(05-02-2013, 05:38 PM)Robosprog Wrote: Dear Esther was an experiment in gameplay, yet they didn't start to build the core experience without a story which is what the guide says, though they would have started designing and refining the core gameplay of the mod long before they started work, but the gameplay is not the game, the gameplay could be an idea, there is a lot of theory behind it. They would show up with the core design of the game, the setting plan and the narrative. Narrative is designed and created alongside the design of the game, it is not shoved in after the core features of the game, as she implies, at least not for a well crafted story in a game.
Before you start to work on the assets and programming of a game there will be months, or possibly even years of design and planning, as well as a narrative being crafted in amongst these times.

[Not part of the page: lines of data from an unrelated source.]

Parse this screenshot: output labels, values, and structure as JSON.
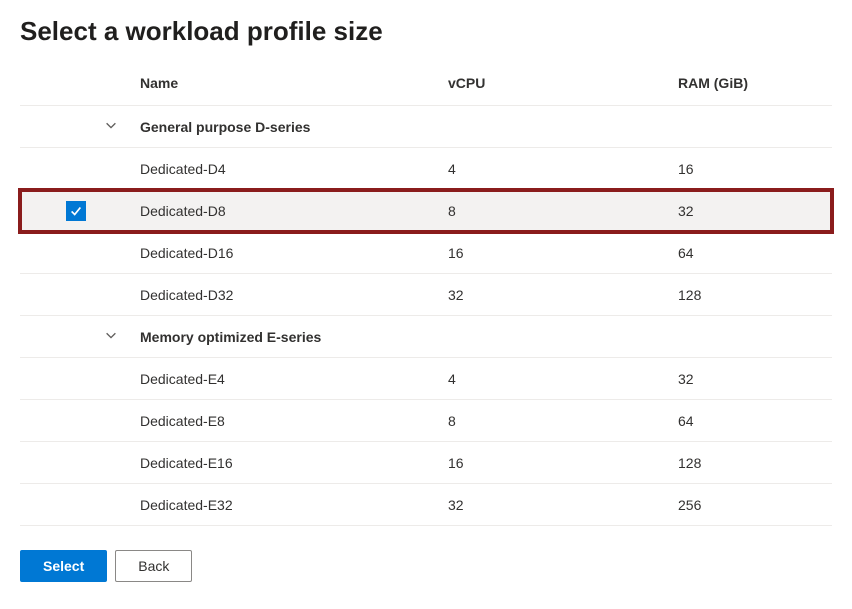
{
  "title": "Select a workload profile size",
  "columns": {
    "name": "Name",
    "vcpu": "vCPU",
    "ram": "RAM (GiB)"
  },
  "groups": [
    {
      "label": "General purpose D-series",
      "rows": [
        {
          "name": "Dedicated-D4",
          "vcpu": "4",
          "ram": "16",
          "selected": false
        },
        {
          "name": "Dedicated-D8",
          "vcpu": "8",
          "ram": "32",
          "selected": true
        },
        {
          "name": "Dedicated-D16",
          "vcpu": "16",
          "ram": "64",
          "selected": false
        },
        {
          "name": "Dedicated-D32",
          "vcpu": "32",
          "ram": "128",
          "selected": false
        }
      ]
    },
    {
      "label": "Memory optimized E-series",
      "rows": [
        {
          "name": "Dedicated-E4",
          "vcpu": "4",
          "ram": "32",
          "selected": false
        },
        {
          "name": "Dedicated-E8",
          "vcpu": "8",
          "ram": "64",
          "selected": false
        },
        {
          "name": "Dedicated-E16",
          "vcpu": "16",
          "ram": "128",
          "selected": false
        },
        {
          "name": "Dedicated-E32",
          "vcpu": "32",
          "ram": "256",
          "selected": false
        }
      ]
    }
  ],
  "buttons": {
    "select": "Select",
    "back": "Back"
  },
  "highlight_color": "#8a1c1c",
  "selected_row_path": "groups.0.rows.1"
}
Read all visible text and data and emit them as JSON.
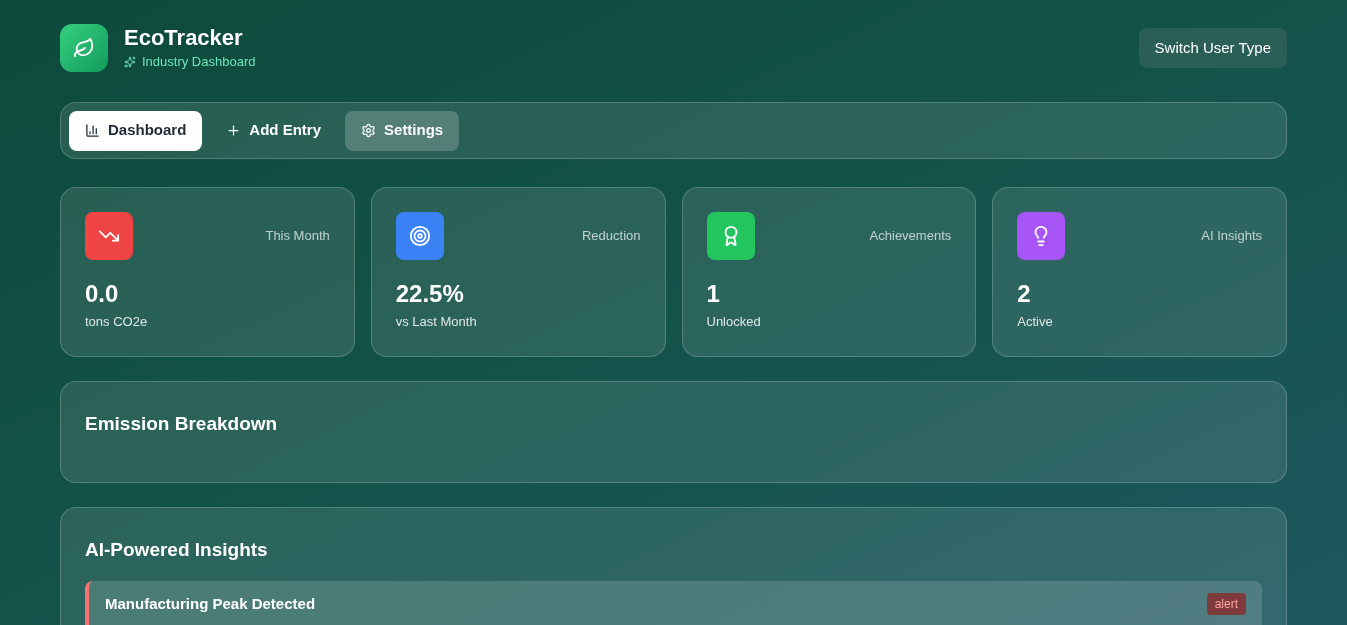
{
  "header": {
    "title": "EcoTracker",
    "subtitle": "Industry Dashboard",
    "button": "Switch User Type"
  },
  "tabs": [
    {
      "label": "Dashboard",
      "selected": true,
      "hovered": false
    },
    {
      "label": "Add Entry",
      "selected": false,
      "hovered": false
    },
    {
      "label": "Settings",
      "selected": false,
      "hovered": true
    }
  ],
  "stats": [
    {
      "label": "This Month",
      "value": "0.0",
      "unit": "tons CO2e",
      "color": "#ef4444"
    },
    {
      "label": "Reduction",
      "value": "22.5%",
      "unit": "vs Last Month",
      "color": "#3b82f6"
    },
    {
      "label": "Achievements",
      "value": "1",
      "unit": "Unlocked",
      "color": "#22c55e"
    },
    {
      "label": "AI Insights",
      "value": "2",
      "unit": "Active",
      "color": "#a855f7"
    }
  ],
  "emission_breakdown": {
    "title": "Emission Breakdown"
  },
  "insights": {
    "title": "AI-Powered Insights",
    "items": [
      {
        "title": "Manufacturing Peak Detected",
        "badge": "alert",
        "color": "#f87171"
      }
    ]
  }
}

Call of Duty has a terrible story, though it's design is nearly eight years old now, and they do not have that long period of planning and design as other games do.
Agreed with most of it, but not that sentence. For all the planning you do, if you end up not being able to execute on it properly then it doesn't matter - spending months or years designing around a core principle that ends up not working means an awful lot of lost time. You should be able to have a decent prototype of ideas in a shortish space of time - programming gameplay features in an existing engine doesn't take long, neither does modelling very basic assets. You're designs get improved once you actually get a feel for the system as it would be in game, and that gives you a basis to iterate from.